Out-Law / Your Daily Need-To-Know

Out-Law News 2 min. read

Whistleblower site can stay live while case proceeds


Whistleblower website Wikileaks has won a reprieve after a US judge reversed his order that the site be taken off-line. The site, Wikileaks.org, had been sued by Swiss bank Julius Baer over documents published there which the bank said were confidential.

A public outcry followed the decision of judge Jeffrey White of the Federal District Court in San Francisco to order that the site be taken down. Free speech advocacy groups the American Civil Liberties Union (ACLU) and Electronic Frontier Foundation (EFF) sought an overturning of the order.

That has now been granted, with the judge acknowledging that forcing the site to close might run counter to the US constitution's first amendment, which protects the right to free speech.

Judge White refused to extend an order banning the continued publication of the bank documents in question, saying that the ban would raise "serious questions of prior restraint [on free speech] and possible violations of the First Amendment".

Wikileaks calls itself a 'transparency group' and a forum for principled leaking of documents. It is designed to host anonymously-submitted corporate or government documents that leakers believe the public should know about.

The site hosted documents purporting to be from Julius Baer and seeming to show personal banking transactions that, it was claimed, demonstrated money laundering and tax evasion by customers with money in the Cayman Islands.

The bank claims that the documents have been doctored, that they belong to the bank and are therefore confidential. It said their publication violates privacy and banking laws.

The bank initially won two rulings in Judge White's court, one stopping the posting of more material or linking to existing material, the other ordering Wikileaks.org's domain name registrar, Dynadot, to make the address inaccessible and to stop it being transferred to another registrar.

He has now overturned both of his own orders.

The lawsuit will continue, but the reversal means that Wikileaks.org can continue to publish the documents as the case progresses.

"We're very pleased that Judge White recognised the serious constitutional concerns raised by his earlier orders," said EFF senior staff attorney Matt Zimmerman. "Attempting to interfere with the operation of an entire website because you have a dispute over some of its content is never the right approach. Disabling access to an internet domain in an effort to prevent the world from accessing a handful of widely-discussed documents is not only unconstitutional, it simply won't work."

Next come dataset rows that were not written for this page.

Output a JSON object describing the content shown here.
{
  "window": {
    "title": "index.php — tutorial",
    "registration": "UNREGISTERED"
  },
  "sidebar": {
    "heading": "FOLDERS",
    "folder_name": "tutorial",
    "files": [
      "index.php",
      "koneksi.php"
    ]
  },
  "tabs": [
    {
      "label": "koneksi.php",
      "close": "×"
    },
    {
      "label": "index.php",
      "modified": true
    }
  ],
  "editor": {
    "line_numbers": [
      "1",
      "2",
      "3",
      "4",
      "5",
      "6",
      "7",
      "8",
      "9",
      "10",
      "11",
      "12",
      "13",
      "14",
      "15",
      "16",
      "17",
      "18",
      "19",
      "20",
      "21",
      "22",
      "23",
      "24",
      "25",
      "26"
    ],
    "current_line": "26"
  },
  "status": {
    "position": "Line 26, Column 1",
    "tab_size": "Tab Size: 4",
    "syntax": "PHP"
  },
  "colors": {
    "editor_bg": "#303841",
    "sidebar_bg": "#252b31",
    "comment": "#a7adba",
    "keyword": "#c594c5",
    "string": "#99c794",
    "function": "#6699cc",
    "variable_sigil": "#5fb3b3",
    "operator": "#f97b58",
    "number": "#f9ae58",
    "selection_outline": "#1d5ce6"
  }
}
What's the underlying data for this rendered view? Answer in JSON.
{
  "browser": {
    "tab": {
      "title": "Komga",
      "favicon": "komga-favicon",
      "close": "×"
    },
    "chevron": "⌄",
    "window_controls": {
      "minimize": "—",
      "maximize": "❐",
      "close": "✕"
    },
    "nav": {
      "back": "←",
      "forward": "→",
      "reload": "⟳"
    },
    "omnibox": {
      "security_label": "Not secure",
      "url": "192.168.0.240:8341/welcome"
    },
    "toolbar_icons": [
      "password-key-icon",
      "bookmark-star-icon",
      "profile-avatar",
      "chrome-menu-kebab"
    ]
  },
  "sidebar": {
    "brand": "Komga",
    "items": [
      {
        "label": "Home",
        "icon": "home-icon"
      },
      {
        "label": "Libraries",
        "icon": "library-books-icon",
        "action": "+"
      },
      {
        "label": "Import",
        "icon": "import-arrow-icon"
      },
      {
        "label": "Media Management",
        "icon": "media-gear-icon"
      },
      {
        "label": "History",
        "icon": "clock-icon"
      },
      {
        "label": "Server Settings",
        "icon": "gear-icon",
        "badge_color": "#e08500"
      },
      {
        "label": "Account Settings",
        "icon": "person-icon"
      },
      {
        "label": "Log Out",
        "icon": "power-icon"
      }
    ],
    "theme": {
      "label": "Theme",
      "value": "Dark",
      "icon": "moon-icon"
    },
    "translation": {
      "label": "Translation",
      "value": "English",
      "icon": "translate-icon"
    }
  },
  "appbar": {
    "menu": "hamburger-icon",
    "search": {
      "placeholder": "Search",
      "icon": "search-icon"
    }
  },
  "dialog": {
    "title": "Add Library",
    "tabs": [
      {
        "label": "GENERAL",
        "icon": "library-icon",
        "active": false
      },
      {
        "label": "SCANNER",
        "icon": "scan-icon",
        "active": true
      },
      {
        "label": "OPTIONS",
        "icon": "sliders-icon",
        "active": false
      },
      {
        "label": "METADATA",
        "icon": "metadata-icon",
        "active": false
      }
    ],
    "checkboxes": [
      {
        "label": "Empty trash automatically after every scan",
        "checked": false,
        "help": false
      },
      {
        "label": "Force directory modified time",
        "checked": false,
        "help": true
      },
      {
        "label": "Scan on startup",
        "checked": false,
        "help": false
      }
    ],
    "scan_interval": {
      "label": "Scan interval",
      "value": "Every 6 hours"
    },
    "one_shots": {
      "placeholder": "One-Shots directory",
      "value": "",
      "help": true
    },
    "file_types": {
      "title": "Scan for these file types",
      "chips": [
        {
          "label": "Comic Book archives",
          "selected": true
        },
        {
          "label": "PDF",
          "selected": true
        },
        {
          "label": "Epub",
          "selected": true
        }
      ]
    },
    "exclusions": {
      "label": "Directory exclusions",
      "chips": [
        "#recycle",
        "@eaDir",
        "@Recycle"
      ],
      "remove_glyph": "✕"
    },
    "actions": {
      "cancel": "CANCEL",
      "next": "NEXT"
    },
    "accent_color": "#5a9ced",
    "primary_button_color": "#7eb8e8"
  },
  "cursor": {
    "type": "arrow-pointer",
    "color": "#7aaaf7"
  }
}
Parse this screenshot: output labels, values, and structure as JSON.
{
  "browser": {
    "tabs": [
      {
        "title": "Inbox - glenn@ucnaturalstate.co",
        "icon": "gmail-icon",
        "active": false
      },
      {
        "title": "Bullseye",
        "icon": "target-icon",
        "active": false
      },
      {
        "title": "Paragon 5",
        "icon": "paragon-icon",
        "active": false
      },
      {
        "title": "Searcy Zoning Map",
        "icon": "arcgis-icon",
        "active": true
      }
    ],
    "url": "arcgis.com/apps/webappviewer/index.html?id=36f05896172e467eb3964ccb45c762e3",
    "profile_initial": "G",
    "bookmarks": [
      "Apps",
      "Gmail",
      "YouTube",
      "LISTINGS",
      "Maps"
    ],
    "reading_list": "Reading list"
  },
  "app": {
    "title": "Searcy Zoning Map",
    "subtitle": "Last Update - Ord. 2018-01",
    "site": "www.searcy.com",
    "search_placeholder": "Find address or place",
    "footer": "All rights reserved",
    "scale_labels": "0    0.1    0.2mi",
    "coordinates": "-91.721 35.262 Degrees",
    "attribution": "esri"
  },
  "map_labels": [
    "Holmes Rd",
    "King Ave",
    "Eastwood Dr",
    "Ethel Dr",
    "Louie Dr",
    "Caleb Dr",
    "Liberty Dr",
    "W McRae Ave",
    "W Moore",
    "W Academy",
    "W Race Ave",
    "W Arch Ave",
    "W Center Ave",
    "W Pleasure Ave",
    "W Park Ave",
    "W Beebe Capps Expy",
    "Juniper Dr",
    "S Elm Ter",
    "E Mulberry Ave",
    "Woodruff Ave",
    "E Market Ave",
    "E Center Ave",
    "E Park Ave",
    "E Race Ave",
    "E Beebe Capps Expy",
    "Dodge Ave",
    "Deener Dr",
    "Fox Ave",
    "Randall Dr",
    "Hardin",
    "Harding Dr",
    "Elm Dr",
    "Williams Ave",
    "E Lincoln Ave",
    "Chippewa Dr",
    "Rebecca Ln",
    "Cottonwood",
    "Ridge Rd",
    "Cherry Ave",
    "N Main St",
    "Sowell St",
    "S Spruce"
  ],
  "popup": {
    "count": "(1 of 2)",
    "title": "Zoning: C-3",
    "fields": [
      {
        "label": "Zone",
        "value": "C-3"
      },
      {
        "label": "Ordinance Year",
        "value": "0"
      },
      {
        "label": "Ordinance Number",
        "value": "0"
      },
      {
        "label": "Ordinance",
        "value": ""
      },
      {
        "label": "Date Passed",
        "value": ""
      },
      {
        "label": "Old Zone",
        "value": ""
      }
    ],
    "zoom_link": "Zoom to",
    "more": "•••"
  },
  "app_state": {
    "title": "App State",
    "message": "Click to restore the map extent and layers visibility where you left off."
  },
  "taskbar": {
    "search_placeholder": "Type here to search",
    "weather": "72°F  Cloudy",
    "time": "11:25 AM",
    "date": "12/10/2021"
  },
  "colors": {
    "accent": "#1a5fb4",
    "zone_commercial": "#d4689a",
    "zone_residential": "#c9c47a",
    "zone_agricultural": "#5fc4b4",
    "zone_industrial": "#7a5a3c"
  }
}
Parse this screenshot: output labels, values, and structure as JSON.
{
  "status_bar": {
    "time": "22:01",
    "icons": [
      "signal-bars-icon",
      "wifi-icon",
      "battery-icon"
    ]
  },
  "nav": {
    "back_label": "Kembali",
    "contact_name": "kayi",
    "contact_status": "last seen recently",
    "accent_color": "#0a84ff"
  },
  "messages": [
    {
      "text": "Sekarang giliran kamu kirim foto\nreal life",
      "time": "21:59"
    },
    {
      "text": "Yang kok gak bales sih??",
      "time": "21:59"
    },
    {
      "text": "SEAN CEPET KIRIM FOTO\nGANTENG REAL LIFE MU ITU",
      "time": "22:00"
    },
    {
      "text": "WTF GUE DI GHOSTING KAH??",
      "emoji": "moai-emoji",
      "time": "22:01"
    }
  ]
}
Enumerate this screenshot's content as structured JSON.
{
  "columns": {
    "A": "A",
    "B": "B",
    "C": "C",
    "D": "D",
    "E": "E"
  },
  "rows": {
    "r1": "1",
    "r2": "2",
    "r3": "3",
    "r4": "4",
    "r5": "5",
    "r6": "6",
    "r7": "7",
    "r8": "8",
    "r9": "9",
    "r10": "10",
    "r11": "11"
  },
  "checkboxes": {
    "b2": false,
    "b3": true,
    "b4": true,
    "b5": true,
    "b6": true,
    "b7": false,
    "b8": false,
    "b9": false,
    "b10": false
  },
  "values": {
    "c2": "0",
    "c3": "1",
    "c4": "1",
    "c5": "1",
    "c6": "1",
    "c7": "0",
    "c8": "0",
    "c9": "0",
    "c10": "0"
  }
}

As well as his fears about whether his orders had been constitutional, Judge White expressed doubts about whether or not his federal court had jurisdiction over Wikileaks, and whether or not it is even an entity that can be sued.

Federal courts can only rule in cases where one of the parties is located in the US. A lawyer representing the owner of the domain name wikileaks.org said that he is a resident of Kenya and a citizen of Australia, and that in any case he did not control the organisation.

The court identified Wikileaks.org as 'an entity of unknown form', leading some observers to wonder if it can be sued in the same way as a person or a company. 

Judge White also said that an extension to the injunction would not even perform the function the bank wanted, and that the documents were now available on 'mirror' sites all over the world. "There is evidence in the record that 'the cat is out of the bag' and the issuance of an injunction would therefore be ineffective to protect the professed privacy rights of the bank’s client," he said.